The problem was that the line didn’t connect to any other line. It hadn’t come from anywhere and it wasn’t going anywhere either, any more than I was going anywhere by just standing in my kitchen. So I went to the other room and took a book off the shelf, a book of short stories by D. H. Lawrence. D. H. Lawrence is my favourite writer,’ she said. ‘In fact, even though he’s dead, in a way I think he is the person I love most in all the world. I would like to be a D. H. Lawrence character, living in one of his novels. The people I meet don’t even seem to
have
characters. And life seems so rich, when I look at it through his eyes, yet my own life very often appears sterile, like a bad patch of earth, as if nothing will grow there however hard I try. The story I started to read’, she said, ‘was called “The Wintry Peacock”. It is an autobiographical story,’ she said, ‘in which Lawrence is staying in a remote part of the English countryside in winter, and one day when he is out on a walk he hears an unusual sound and discovers that it is a peacock trapped out on the hillside, submerged in the snow. He returns the bird to its owner, a strange woman at a nearby farm who is waiting for her husband to return home from the war.

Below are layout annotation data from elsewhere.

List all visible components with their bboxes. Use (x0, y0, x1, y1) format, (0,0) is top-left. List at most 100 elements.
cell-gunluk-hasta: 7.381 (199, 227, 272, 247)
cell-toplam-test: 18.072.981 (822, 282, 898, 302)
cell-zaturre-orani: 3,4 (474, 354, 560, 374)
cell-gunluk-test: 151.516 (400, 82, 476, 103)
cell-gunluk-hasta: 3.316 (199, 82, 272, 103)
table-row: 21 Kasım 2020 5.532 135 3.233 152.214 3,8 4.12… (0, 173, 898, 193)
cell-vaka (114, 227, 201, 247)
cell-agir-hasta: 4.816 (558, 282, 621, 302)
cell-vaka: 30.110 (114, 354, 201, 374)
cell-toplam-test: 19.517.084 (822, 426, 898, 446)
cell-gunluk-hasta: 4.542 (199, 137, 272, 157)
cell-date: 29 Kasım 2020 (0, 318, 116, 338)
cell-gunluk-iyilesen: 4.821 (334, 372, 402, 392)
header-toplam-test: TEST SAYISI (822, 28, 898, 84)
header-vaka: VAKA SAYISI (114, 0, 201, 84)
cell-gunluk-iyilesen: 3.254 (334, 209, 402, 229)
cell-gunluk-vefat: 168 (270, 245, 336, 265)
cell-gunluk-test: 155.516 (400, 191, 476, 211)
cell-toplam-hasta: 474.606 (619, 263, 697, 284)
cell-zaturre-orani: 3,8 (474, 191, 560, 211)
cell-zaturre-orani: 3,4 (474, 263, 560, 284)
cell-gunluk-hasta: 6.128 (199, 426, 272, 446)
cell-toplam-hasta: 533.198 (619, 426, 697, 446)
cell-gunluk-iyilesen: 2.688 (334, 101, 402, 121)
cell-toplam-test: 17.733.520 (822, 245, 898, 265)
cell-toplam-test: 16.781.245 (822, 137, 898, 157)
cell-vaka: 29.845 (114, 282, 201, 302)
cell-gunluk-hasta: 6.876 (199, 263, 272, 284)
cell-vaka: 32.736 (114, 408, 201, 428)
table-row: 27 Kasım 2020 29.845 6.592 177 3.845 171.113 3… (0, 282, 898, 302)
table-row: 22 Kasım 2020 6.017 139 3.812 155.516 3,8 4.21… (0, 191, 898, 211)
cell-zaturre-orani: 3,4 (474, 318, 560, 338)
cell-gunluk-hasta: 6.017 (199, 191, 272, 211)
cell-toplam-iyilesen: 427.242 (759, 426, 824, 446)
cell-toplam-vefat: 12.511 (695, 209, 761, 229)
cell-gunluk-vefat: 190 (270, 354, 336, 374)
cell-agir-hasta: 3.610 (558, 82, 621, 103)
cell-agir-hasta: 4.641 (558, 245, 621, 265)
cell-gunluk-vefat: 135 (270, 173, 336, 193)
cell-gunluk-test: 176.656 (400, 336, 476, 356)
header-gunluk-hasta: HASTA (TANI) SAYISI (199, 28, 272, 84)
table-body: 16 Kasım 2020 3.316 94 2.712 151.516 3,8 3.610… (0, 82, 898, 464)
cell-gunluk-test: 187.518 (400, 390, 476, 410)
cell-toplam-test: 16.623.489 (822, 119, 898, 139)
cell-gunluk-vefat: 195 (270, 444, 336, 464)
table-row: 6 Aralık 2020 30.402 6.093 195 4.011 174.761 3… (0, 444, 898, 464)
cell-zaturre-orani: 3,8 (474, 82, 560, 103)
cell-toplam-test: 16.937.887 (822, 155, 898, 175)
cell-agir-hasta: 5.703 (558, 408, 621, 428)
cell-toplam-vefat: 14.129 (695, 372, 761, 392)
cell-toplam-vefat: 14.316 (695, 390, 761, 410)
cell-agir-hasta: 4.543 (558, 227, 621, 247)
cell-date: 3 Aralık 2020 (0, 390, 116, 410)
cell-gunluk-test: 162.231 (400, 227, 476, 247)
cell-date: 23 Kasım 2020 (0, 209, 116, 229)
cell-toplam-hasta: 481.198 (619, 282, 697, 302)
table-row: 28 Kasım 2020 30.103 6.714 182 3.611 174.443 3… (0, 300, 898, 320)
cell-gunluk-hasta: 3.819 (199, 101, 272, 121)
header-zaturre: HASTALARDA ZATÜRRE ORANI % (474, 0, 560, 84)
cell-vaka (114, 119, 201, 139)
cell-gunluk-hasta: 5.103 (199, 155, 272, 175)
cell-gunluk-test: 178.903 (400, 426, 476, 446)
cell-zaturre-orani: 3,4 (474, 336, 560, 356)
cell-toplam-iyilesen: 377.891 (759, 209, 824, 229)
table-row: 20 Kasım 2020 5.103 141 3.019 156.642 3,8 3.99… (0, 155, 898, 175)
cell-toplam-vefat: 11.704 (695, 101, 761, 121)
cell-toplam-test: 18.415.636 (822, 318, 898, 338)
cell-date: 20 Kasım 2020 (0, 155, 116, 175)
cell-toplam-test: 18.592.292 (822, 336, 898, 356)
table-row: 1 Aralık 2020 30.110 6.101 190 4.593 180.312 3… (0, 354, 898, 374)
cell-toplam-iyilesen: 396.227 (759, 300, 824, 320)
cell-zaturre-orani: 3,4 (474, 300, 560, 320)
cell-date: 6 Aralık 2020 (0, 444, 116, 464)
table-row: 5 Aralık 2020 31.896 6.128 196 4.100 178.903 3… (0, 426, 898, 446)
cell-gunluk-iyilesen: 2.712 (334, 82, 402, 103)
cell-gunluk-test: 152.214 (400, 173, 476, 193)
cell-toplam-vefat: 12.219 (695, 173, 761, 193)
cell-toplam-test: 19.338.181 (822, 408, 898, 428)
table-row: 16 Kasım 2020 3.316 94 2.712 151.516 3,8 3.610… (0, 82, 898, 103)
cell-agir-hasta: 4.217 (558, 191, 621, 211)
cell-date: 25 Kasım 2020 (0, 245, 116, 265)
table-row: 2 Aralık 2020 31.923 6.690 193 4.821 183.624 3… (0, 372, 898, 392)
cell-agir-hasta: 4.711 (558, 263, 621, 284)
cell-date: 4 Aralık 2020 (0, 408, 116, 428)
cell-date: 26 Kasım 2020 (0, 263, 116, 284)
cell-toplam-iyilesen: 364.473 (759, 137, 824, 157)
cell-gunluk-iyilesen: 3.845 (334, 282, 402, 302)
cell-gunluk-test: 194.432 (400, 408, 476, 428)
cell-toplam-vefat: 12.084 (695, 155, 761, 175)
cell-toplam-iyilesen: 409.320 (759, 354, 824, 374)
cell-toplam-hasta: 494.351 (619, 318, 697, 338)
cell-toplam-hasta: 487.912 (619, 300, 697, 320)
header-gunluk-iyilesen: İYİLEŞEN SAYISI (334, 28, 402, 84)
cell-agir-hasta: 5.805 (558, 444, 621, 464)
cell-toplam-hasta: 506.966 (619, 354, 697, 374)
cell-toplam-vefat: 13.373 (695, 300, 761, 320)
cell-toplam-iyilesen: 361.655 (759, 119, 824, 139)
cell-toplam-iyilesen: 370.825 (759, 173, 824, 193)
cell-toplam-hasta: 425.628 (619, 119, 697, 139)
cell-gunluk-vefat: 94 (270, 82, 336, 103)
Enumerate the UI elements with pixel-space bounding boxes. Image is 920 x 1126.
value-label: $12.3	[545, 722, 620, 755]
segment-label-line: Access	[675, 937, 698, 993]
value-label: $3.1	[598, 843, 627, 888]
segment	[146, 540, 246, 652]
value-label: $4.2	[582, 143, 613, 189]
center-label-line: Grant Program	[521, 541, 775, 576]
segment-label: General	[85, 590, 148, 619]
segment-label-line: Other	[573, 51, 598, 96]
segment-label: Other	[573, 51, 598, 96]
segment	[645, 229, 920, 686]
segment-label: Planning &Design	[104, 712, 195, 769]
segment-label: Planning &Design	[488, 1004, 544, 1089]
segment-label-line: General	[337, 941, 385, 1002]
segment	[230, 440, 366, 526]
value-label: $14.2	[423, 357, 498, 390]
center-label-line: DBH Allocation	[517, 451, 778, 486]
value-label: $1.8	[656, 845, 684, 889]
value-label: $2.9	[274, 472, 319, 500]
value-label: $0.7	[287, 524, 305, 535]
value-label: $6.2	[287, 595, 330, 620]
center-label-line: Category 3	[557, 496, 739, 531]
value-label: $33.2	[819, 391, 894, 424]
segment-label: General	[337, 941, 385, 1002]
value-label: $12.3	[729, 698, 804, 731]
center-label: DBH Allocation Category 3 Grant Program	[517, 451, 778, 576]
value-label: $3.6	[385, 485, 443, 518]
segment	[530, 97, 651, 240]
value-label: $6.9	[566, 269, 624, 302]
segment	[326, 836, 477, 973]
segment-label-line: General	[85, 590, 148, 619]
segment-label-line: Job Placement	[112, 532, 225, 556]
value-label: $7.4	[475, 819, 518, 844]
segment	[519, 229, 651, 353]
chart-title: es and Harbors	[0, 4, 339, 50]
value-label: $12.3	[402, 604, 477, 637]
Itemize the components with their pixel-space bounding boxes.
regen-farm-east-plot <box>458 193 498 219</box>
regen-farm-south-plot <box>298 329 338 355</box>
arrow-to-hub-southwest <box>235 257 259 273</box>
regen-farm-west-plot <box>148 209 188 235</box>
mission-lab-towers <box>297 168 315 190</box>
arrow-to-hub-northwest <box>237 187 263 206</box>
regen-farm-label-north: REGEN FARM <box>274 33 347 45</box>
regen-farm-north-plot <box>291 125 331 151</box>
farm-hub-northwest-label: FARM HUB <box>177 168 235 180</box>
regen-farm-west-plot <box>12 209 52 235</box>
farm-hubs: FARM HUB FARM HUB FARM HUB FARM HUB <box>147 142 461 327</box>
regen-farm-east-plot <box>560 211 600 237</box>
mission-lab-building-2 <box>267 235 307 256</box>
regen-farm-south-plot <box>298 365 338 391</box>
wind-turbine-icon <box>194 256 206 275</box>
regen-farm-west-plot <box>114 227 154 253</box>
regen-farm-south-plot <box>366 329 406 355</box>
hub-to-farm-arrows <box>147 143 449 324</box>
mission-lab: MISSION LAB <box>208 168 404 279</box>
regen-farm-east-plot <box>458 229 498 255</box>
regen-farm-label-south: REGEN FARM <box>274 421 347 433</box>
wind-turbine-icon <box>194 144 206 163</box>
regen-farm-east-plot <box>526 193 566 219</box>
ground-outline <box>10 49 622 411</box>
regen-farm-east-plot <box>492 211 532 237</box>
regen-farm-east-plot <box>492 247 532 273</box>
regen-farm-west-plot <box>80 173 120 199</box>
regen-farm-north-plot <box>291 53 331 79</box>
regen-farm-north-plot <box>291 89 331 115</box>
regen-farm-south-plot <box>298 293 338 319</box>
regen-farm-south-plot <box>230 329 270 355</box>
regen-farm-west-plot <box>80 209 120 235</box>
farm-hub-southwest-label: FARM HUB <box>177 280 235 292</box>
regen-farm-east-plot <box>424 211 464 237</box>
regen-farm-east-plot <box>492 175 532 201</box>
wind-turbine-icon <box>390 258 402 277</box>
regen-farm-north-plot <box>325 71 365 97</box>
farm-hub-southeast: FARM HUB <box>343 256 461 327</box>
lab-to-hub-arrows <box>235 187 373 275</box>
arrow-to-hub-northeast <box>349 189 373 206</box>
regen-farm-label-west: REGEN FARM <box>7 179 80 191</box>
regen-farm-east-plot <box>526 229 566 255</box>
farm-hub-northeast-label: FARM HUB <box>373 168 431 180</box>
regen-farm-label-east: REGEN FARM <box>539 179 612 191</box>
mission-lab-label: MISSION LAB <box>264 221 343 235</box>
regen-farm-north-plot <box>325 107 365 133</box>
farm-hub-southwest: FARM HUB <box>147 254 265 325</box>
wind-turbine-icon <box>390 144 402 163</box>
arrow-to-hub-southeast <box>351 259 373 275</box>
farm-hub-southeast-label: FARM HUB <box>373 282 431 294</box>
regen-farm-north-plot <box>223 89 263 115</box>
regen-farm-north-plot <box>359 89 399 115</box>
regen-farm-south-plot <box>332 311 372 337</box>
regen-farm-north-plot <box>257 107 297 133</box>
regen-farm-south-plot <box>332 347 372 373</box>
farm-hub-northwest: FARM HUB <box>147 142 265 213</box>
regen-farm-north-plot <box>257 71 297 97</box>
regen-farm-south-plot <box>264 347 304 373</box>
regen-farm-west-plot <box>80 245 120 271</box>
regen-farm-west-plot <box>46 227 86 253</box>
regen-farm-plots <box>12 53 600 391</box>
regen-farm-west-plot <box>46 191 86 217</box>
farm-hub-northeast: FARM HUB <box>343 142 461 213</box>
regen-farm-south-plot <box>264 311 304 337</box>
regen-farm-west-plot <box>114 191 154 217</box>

‘At this point,’ she said, ‘I stopped reading: for the first time, I felt that Lawrence was going to fail to transport me out of my own life. Perhaps it was the snow, or the strangeness of the woman, or the peacock itself, but suddenly I felt that these events, and the world he described, had nothing to do with me, here in my modern flat in the heat of Athens. For some reason I couldn’t bear it any longer, the feeling that I was the helpless passenger of his vision, so I closed the book,’ she said, ‘and I went to bed.’
Sylvia stopped speaking. My phone rang on the table in front of me. I saw the number of Lydia at the mortgage company flashing on the screen, and I told the group that we would take a short break. I went out and stood in the corridor among the notice-boards. My heart was beating uncomfortably in my chest.